From autonomous driving to household robotics and embodied AI, intelligent systems must build internal models of the world: mental representations that allow them to perceive their surroundings, reason about unobserved structure, and plan future interactions. Humans do this effortlessly from vision alone, but enabling machines to do the same from raw video remains a core challenge. Sparse viewpoints, occlusions, and complex dynamics make it difficult to recover mental models of scenes that are both geometrically accurate and physically actionable. This thesis addresses this challenge by developing a unified framework that allows agents to see the world, imagine its hidden structure and dynamics, and plan interactions within it, ultimately building textbf{mental world models} from monocular videos.

To see and imagine the video observation in 4D, we develop DreamScene4D, an optimization-based pipeline that fuses learned object tracking priors and generative image priors with 4D Gaussian splatting to decompose video into object-centric 3D shapes and motion trajectories. By independently optimizing the 3D Gaussians of each object to minimize both the rendering error and the score-distillation sampling loss, and then composing the Gaussians post-optimization, our method yields accurate geometry and precise motion estimates, outperforming prior NeRF-based and Gaussian-splatting-based approaches in complex real-world videos.
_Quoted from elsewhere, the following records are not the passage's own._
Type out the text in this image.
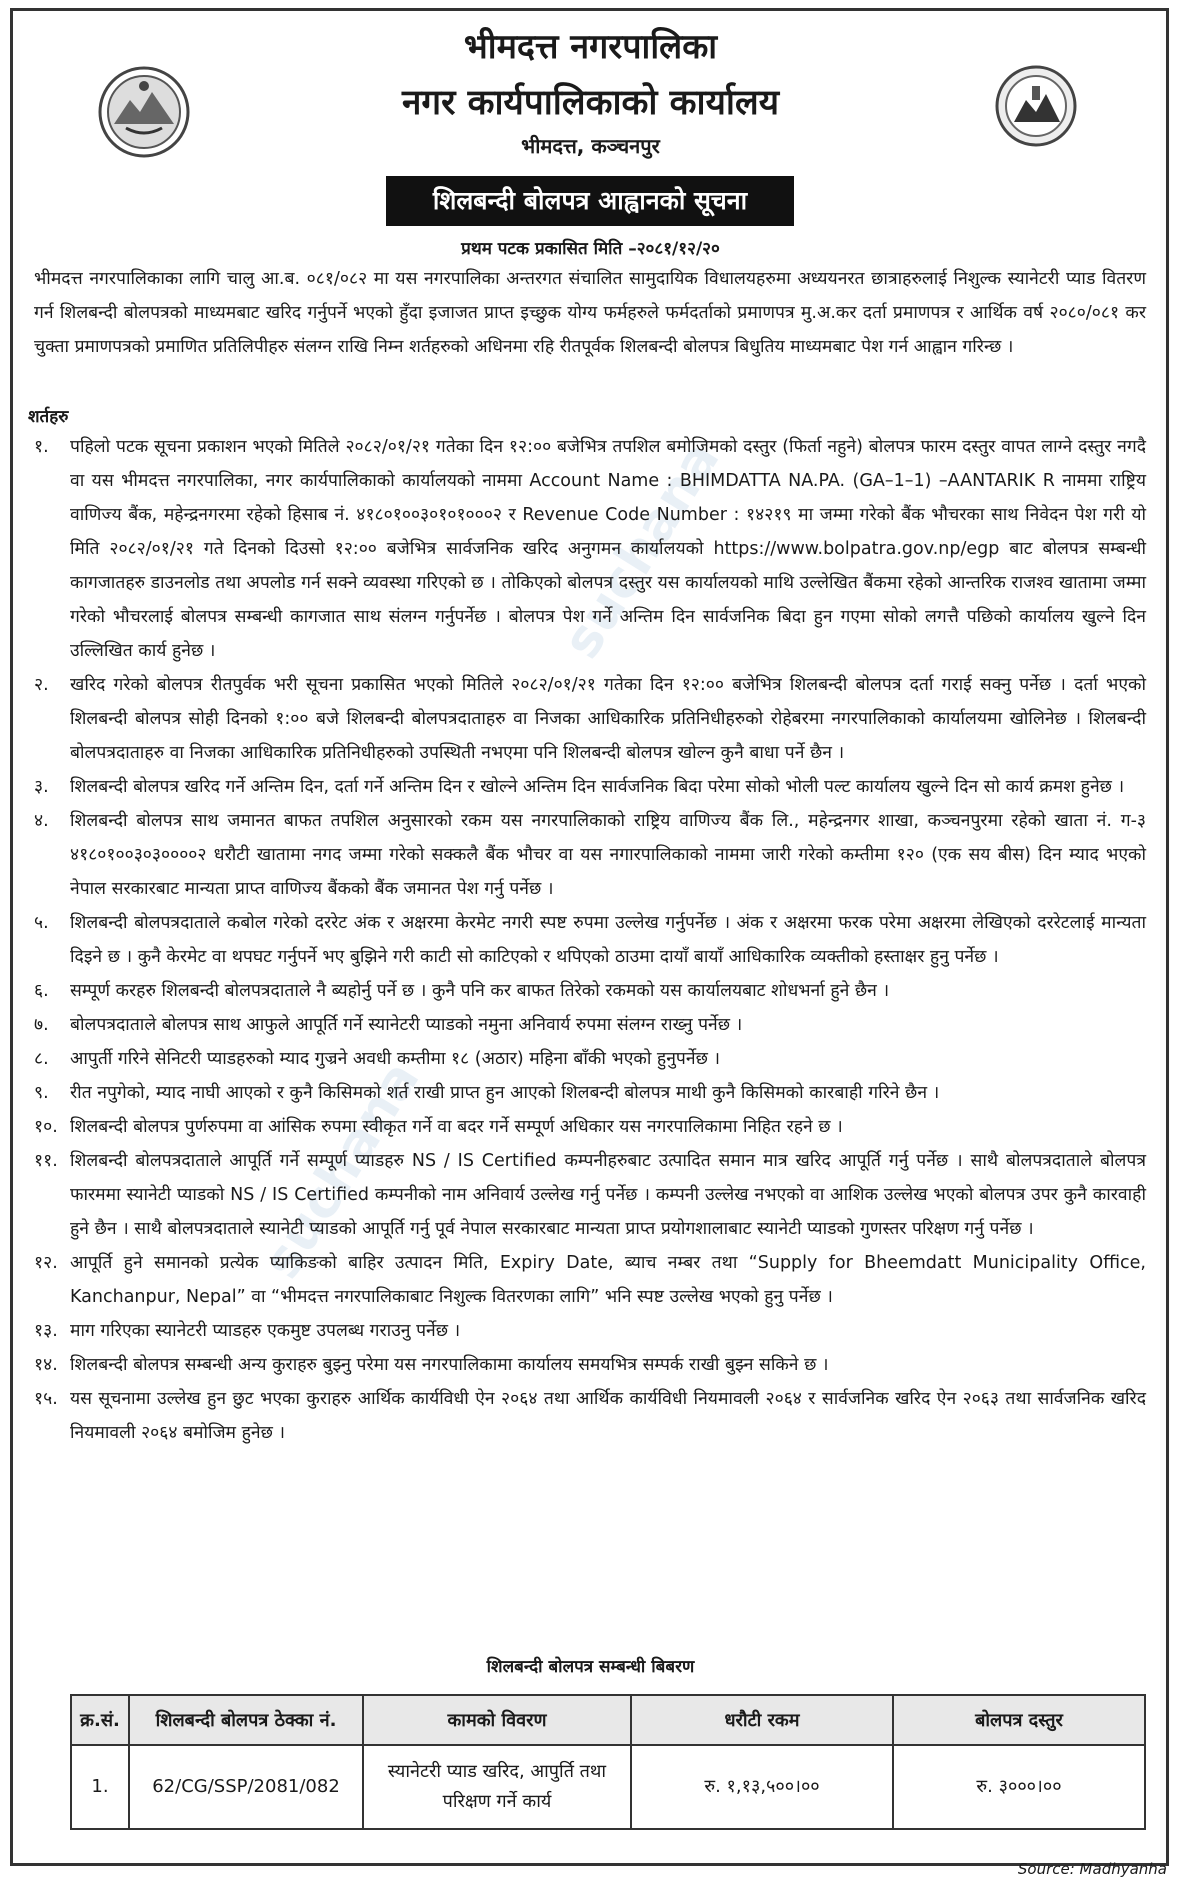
भीमदत्त नगरपालिका
नगर कार्यपालिकाको कार्यालय
भीमदत्त, कञ्चनपुर
शिलबन्दी बोलपत्र आह्वानको सूचना
प्रथम पटक प्रकासित मिति –२०८१/१२/२०
suchana
suchana
भीमदत्त नगरपालिकाका लागि चालु आ.ब. ०८१/०८२ मा यस नगरपालिका अन्तरगत संचालित सामुदायिक विधालयहरुमा अध्ययनरत छात्राहरुलाई निशुल्क स्यानेटरी प्याड वितरण गर्न शिलबन्दी बोलपत्रको माध्यमबाट खरिद गर्नुपर्ने भएको हुँदा इजाजत प्राप्त इच्छुक योग्य फर्महरुले फर्मदर्ताको प्रमाणपत्र मु.अ.कर दर्ता प्रमाणपत्र र आर्थिक वर्ष २०८०/०८१ कर चुक्ता प्रमाणपत्रको प्रमाणित प्रतिलिपीहरु संलग्न राखि निम्न शर्तहरुको अधिनमा रहि रीतपूर्वक शिलबन्दी बोलपत्र बिधुतिय माध्यमबाट पेश गर्न आह्वान गरिन्छ ।
शर्तहरु
१. पहिलो पटक सूचना प्रकाशन भएको मितिले २०८२/०१/२१ गतेका दिन १२:०० बजेभित्र तपशिल बमोजिमको दस्तुर (फिर्ता नहुने) बोलपत्र फारम दस्तुर वापत लाग्ने दस्तुर नगदै वा यस भीमदत्त नगरपालिका, नगर कार्यपालिकाको कार्यालयको नाममा Account Name : BHIMDATTA NA.PA. (GA–1–1) –AANTARIK R नाममा राष्ट्रिय वाणिज्य बैंक, महेन्द्रनगरमा रहेको हिसाब नं. ४१८०१००३०१०१०००२ र Revenue Code Number : १४२१९ मा जम्मा गरेको बैंक भौचरका साथ निवेदन पेश गरी यो मिति २०८२/०१/२१ गते दिनको दिउसो १२:०० बजेभित्र सार्वजनिक खरिद अनुगमन कार्यालयको https://www.bolpatra.gov.np/egp बाट बोलपत्र सम्बन्धी कागजातहरु डाउनलोड तथा अपलोड गर्न सक्ने व्यवस्था गरिएको छ । तोकिएको बोलपत्र दस्तुर यस कार्यालयको माथि उल्लेखित बैंकमा रहेको आन्तरिक राजश्व खातामा जम्मा गरेको भौचरलाई बोलपत्र सम्बन्धी कागजात साथ संलग्न गर्नुपर्नेछ । बोलपत्र पेश गर्ने अन्तिम दिन सार्वजनिक बिदा हुन गएमा सोको लगत्तै पछिको कार्यालय खुल्ने दिन उल्लिखित कार्य हुनेछ ।
२. खरिद गरेको बोलपत्र रीतपुर्वक भरी सूचना प्रकासित भएको मितिले २०८२/०१/२१ गतेका दिन १२:०० बजेभित्र शिलबन्दी बोलपत्र दर्ता गराई सक्नु पर्नेछ । दर्ता भएको शिलबन्दी बोलपत्र सोही दिनको १:०० बजे शिलबन्दी बोलपत्रदाताहरु वा निजका आधिकारिक प्रतिनिधीहरुको रोहेबरमा नगरपालिकाको कार्यालयमा खोलिनेछ । शिलबन्दी बोलपत्रदाताहरु वा निजका आधिकारिक प्रतिनिधीहरुको उपस्थिती नभएमा पनि शिलबन्दी बोलपत्र खोल्न कुनै बाधा पर्ने छैन ।
३. शिलबन्दी बोलपत्र खरिद गर्ने अन्तिम दिन, दर्ता गर्ने अन्तिम दिन र खोल्ने अन्तिम दिन सार्वजनिक बिदा परेमा सोको भोली पल्ट कार्यालय खुल्ने दिन सो कार्य क्रमश हुनेछ ।
४. शिलबन्दी बोलपत्र साथ जमानत बाफत तपशिल अनुसारको रकम यस नगरपालिकाको राष्ट्रिय वाणिज्य बैंक लि., महेन्द्रनगर शाखा, कञ्चनपुरमा रहेको खाता नं. ग-३ ४१८०१००३०३००००२ धरौटी खातामा नगद जम्मा गरेको सक्कलै बैंक भौचर वा यस नगारपालिकाको नाममा जारी गरेको कम्तीमा १२० (एक सय बीस) दिन म्याद भएको नेपाल सरकारबाट मान्यता प्राप्त वाणिज्य बैंकको बैंक जमानत पेश गर्नु पर्नेछ ।
५. शिलबन्दी बोलपत्रदाताले कबोल गरेको दररेट अंक र अक्षरमा केरमेट नगरी स्पष्ट रुपमा उल्लेख गर्नुपर्नेछ । अंक र अक्षरमा फरक परेमा अक्षरमा लेखिएको दररेटलाई मान्यता दिइने छ । कुनै केरमेट वा थपघट गर्नुपर्ने भए बुझिने गरी काटी सो काटिएको र थपिएको ठाउमा दायाँ बायाँ आधिकारिक व्यक्तीको हस्ताक्षर हुनु पर्नेछ ।
६. सम्पूर्ण करहरु शिलबन्दी बोलपत्रदाताले नै ब्यहोर्नु पर्ने छ । कुनै पनि कर बाफत तिरेको रकमको यस कार्यालयबाट शोधभर्ना हुने छैन ।
७. बोलपत्रदाताले बोलपत्र साथ आफुले आपूर्ति गर्ने स्यानेटरी प्याडको नमुना अनिवार्य रुपमा संलग्न राख्नु पर्नेछ ।
८. आपुर्ती गरिने सेनिटरी प्याडहरुको म्याद गुज्रने अवधी कम्तीमा १८ (अठार) महिना बाँकी भएको हुनुपर्नेछ ।
९. रीत नपुगेको, म्याद नाघी आएको र कुनै किसिमको शर्त राखी प्राप्त हुन आएको शिलबन्दी बोलपत्र माथी कुनै किसिमको कारबाही गरिने छैन ।
१०. शिलबन्दी बोलपत्र पुर्णरुपमा वा आंसिक रुपमा स्वीकृत गर्ने वा बदर गर्ने सम्पूर्ण अधिकार यस नगरपालिकामा निहित रहने छ ।
११. शिलबन्दी बोलपत्रदाताले आपूर्ति गर्ने सम्पूर्ण प्याडहरु NS / IS Certified कम्पनीहरुबाट उत्पादित समान मात्र खरिद आपूर्ति गर्नु पर्नेछ । साथै बोलपत्रदाताले बोलपत्र फारममा स्यानेटी प्याडको NS / IS Certified कम्पनीको नाम अनिवार्य उल्लेख गर्नु पर्नेछ । कम्पनी उल्लेख नभएको वा आशिक उल्लेख भएको बोलपत्र उपर कुनै कारवाही हुने छैन । साथै बोलपत्रदाताले स्यानेटी प्याडको आपूर्ति गर्नु पूर्व नेपाल सरकारबाट मान्यता प्राप्त प्रयोगशालाबाट स्यानेटी प्याडको गुणस्तर परिक्षण गर्नु पर्नेछ ।
१२. आपूर्ति हुने समानको प्रत्येक प्याकिङको बाहिर उत्पादन मिति, Expiry Date, ब्याच नम्बर तथा “Supply for Bheemdatt Municipality Office, Kanchanpur, Nepal” वा “भीमदत्त नगरपालिकाबाट निशुल्क वितरणका लागि” भनि स्पष्ट उल्लेख भएको हुनु पर्नेछ ।
१३. माग गरिएका स्यानेटरी प्याडहरु एकमुष्ट उपलब्ध गराउनु पर्नेछ ।
१४. शिलबन्दी बोलपत्र सम्बन्धी अन्य कुराहरु बुझ्नु परेमा यस नगरपालिकामा कार्यालय समयभित्र सम्पर्क राखी बुझ्न सकिने छ ।
१५. यस सूचनामा उल्लेख हुन छुट भएका कुराहरु आर्थिक कार्यविधी ऐन २०६४ तथा आर्थिक कार्यविधी नियमावली २०६४ र सार्वजनिक खरिद ऐन २०६३ तथा सार्वजनिक खरिद नियमावली २०६४ बमोजिम हुनेछ ।
शिलबन्दी बोलपत्र सम्बन्धी बिबरण
क्र.सं.	शिलबन्दी बोलपत्र ठेक्का नं.	कामको विवरण	धरौटी रकम	बोलपत्र दस्तुर
1.	62/CG/SSP/2081/082	स्यानेटरी प्याड खरिद, आपुर्ति तथा परिक्षण गर्ने कार्य	रु. १,१३,५००।००	रु. ३०००।००
Source: Madhyanha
Although DreamScene4D’s decomposition enables precise reconstruction and completion of individual objects, its post hoc composition can lead to inconsistencies in spatial layout and depth ordering of the video scene. To address this, we introduce GenMOJO, a joint multi-object optimization framework that unifies scene-level rendering with object-centric imagination. By optimizing all objects together to match full-scene observations, GenMOJO faithfully preserves inter-object spatial relationships and occlusion structure. Simultaneously, it applies score-distillation-sampling in local object frames to hallucinate unseen geometry and motion. This combination of global supervision and localized generative priors yields coherent, high-fidelity 4D representations that outperform per-object methods in both visual quality and trajectory accuracy.

Finally, we present ParticleWorldDiffuser, a transformer-based diffusion model for forecasting 3D particle trajectories in learned scene representations. The action-conditioned variant predicts object displacements given control sequences, enabling model-predictive control, while the unconditional variant generates both action and object trajectories via score-based sampling for efficient, rollout-free planning. Trained in simulation but evaluated on real-world object reconstructions, our model generalizes across novel objects and scenes, demonstrating effective sim-to-real transfer.

Together, these contributions form a cohesive pipeline for generating a mental world model of the video observation. By grounding generative models in real video and validating their utility for physical prediction, this thesis takes a step toward embodied systems that can perceive and interact with the world through the lens of video, a capability essential for the next generation of intelligent agents.